Mais ce n’est pas un hasard si des Français de toutes conditions sociales, éparpillés dans le monde, se sont reconnus dans un texte issu d’une difficile négociation. Vivre à l’étranger, c’est perpétuellement négocier entre la préservation de son identité et l’adaptation à la société d’accueil. C’est, selon la devise de l’Union européenne, vivre « unis » avec ses hôtes « dans la diversité ». Vivre à l’étranger donne aussi une conscience aiguë des risques que la mondialisation fait peser sur les sociétés humaines mais aussi des chances qu’elle offre, pour peu qu’on sache construire des ensembles continentaux solidaires dont l’Union européenne constitue le premier exemple historique.

Aujourd’hui, l’Union européenne est en danger parce que la majorité du peuple français en a voulu ainsi. Dire non à Chirac et Raffarin, à l’injustice sociale grandissante, au chômage, comme on le comprend, comme c’est justifié. Ce vote souverain du peuple mérite le respect.

En revanche, les démagogues de toute obédience qui ont soit désigné l’Europe comme la cause de toutes ces souffrances, soit présenté ce traité comme un chiffon de papier (s’il s’agissait des droits fondamentaux), soit comme un marbre gravé (s’il s’agissait des politiques économiques) ont trompé les Français. Sans parler des nostalgiques de l’économie administrée soviétique, au parti socialiste et dans l’extrême gauche…

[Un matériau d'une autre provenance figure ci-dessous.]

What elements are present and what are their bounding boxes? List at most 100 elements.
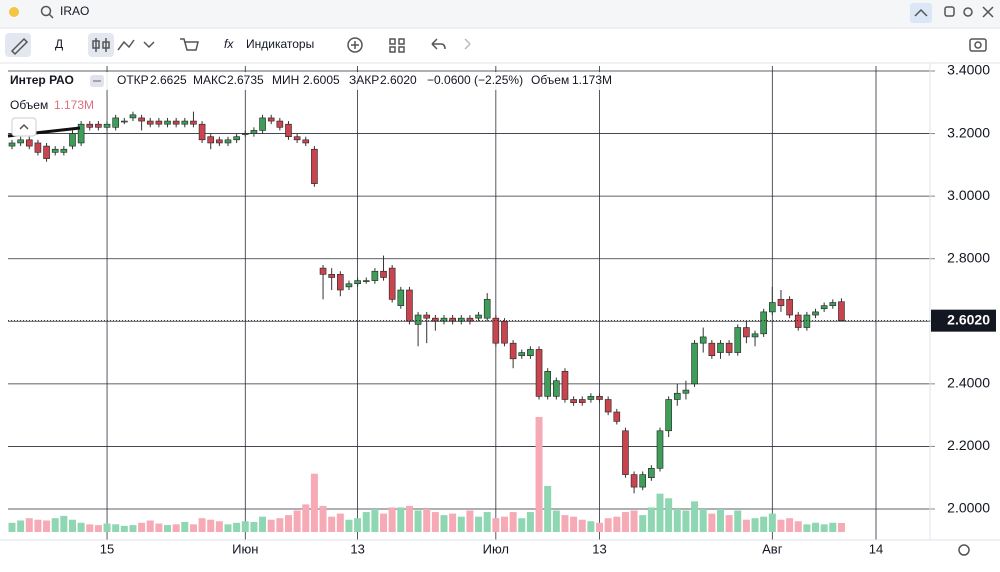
volume-bar bbox=[51, 518, 59, 532]
candle-body bbox=[354, 280, 361, 285]
volume-bar bbox=[17, 520, 25, 532]
volume-bar bbox=[129, 525, 137, 532]
volume-bar bbox=[310, 473, 318, 532]
dropdown-button[interactable] bbox=[143, 41, 155, 49]
volume-bar bbox=[535, 416, 543, 532]
volume-bar bbox=[181, 522, 189, 532]
search-icon[interactable] bbox=[40, 5, 52, 17]
pencil-icon bbox=[10, 37, 29, 56]
candle-body bbox=[838, 301, 845, 321]
candle-body bbox=[337, 274, 344, 291]
candle-icon-body bbox=[102, 41, 110, 49]
candle-body bbox=[397, 289, 405, 306]
volume-bar bbox=[68, 519, 76, 532]
symbol-name: Интер РАО bbox=[10, 73, 74, 87]
x-tick-label: 13 bbox=[592, 541, 606, 556]
volume-bar bbox=[768, 513, 776, 532]
pane-collapse[interactable] bbox=[11, 117, 37, 137]
candle-body bbox=[794, 314, 802, 328]
candle-body bbox=[812, 311, 819, 316]
y-tick-label: 2.0000 bbox=[947, 500, 990, 516]
volume-value: 1.173M bbox=[572, 73, 612, 87]
volume-bar bbox=[146, 520, 154, 532]
x-tick-label: Авг bbox=[762, 541, 783, 556]
axis-settings[interactable] bbox=[958, 544, 970, 556]
candle-body bbox=[34, 142, 42, 153]
candle-body bbox=[561, 371, 569, 400]
candle-body bbox=[267, 117, 275, 122]
candle-body bbox=[77, 123, 85, 144]
candle-body bbox=[769, 302, 776, 313]
volume-bar bbox=[164, 525, 172, 532]
candle-body bbox=[509, 342, 517, 360]
volume-bar bbox=[725, 515, 733, 532]
volume-bar bbox=[682, 510, 690, 532]
candle-body bbox=[578, 399, 586, 403]
add-icon bbox=[351, 41, 359, 49]
window-dot bbox=[9, 7, 19, 17]
close-button[interactable] bbox=[982, 6, 994, 18]
candle-body bbox=[648, 468, 655, 479]
candle-body bbox=[17, 139, 24, 144]
close-label: ЗАКР bbox=[349, 73, 379, 87]
candle-body bbox=[622, 430, 629, 475]
candle-body bbox=[311, 148, 318, 184]
volume-bar bbox=[492, 518, 500, 532]
volume-bar bbox=[34, 519, 42, 532]
volume-bar bbox=[475, 516, 483, 532]
volume-bar bbox=[829, 522, 837, 532]
volume-bar bbox=[276, 518, 284, 532]
indicators-button[interactable]: Индикаторы bbox=[246, 37, 314, 51]
volume-pane-value: 1.173M bbox=[54, 98, 94, 112]
volume-bar bbox=[518, 518, 526, 532]
volume-bar bbox=[604, 518, 612, 532]
candle-body bbox=[691, 342, 698, 385]
volume-bar bbox=[328, 516, 336, 532]
screenshot-button[interactable] bbox=[969, 38, 987, 52]
volume-bar bbox=[812, 522, 820, 532]
search-icon-handle bbox=[48, 13, 54, 19]
candle-type-button[interactable] bbox=[88, 33, 114, 57]
candle-body bbox=[138, 117, 145, 122]
candle-body bbox=[432, 317, 439, 322]
volume-bar bbox=[233, 522, 241, 532]
cart-button[interactable] bbox=[180, 38, 199, 51]
settings-button[interactable] bbox=[963, 7, 973, 17]
volume-bar bbox=[155, 523, 163, 532]
candle-body bbox=[60, 148, 68, 153]
candle-body bbox=[699, 336, 707, 344]
open-value: 2.6625 bbox=[150, 73, 187, 87]
candle-body bbox=[146, 120, 154, 125]
candle-body bbox=[86, 123, 94, 128]
candle-body bbox=[224, 139, 232, 144]
volume-pane-label: Объем bbox=[10, 98, 48, 112]
volume-bar bbox=[647, 507, 655, 532]
search-text[interactable]: IRAO bbox=[60, 4, 89, 18]
candle-body bbox=[371, 270, 379, 281]
candle-body bbox=[302, 139, 310, 144]
volume-bar bbox=[103, 523, 111, 532]
volume-bar bbox=[837, 523, 845, 532]
volume-bar bbox=[207, 519, 215, 532]
interval-button[interactable]: Д bbox=[55, 37, 63, 51]
candle-body bbox=[319, 267, 327, 275]
volume-bar bbox=[665, 498, 673, 532]
undo-button[interactable] bbox=[431, 38, 446, 50]
x-tick-label: 15 bbox=[100, 541, 114, 556]
volume-bar bbox=[189, 524, 197, 532]
collapse-button[interactable] bbox=[910, 3, 932, 23]
candle-body bbox=[95, 123, 102, 128]
volume-bar bbox=[440, 515, 448, 532]
line-type-button[interactable] bbox=[117, 39, 135, 51]
volume-bar bbox=[596, 522, 604, 532]
add-button[interactable] bbox=[347, 37, 363, 53]
volume-bar bbox=[578, 519, 586, 532]
window-button[interactable] bbox=[944, 6, 955, 17]
x-tick-label: Июн bbox=[232, 541, 258, 556]
candle-body bbox=[293, 136, 301, 141]
candle-body bbox=[535, 349, 543, 397]
redo-button[interactable] bbox=[464, 38, 471, 50]
layout-button[interactable] bbox=[389, 38, 405, 53]
volume-bar bbox=[172, 524, 180, 532]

Aujourd’hui, l’Union européenne est en danger. Elle va continuer sans nous, les fondateurs : libre marché de 451 millions de consommateurs soumis aux seules lois du capitalisme financier (la City et Wall Street pavoisent). Elle ne deviendra pas de sitôt l’Union politique des nations de l’Europe réunifiée, capable de peser dans les affaires du monde (Georges W Bush pousse un soupir de soulagement). Les mafias, les trafiquants de femmes et d’enfants prostitués pourront vaquer à leurs affaires internationales face à des justices empêtrées dans le réseau des frontières. Et face aux génocides d’aujourd’hui et de demain, face aux milliards d’enfants affamés, les Européens, privés de moyens d’intervention, continueront à détourner les yeux, faute d’armée et de diplomatie commune pour intervenir. Il faut vraiment vivre à l’abri dans l’hexagone pour pouvoir refuser de voir ces conséquences tragiques du 29 mai 2005.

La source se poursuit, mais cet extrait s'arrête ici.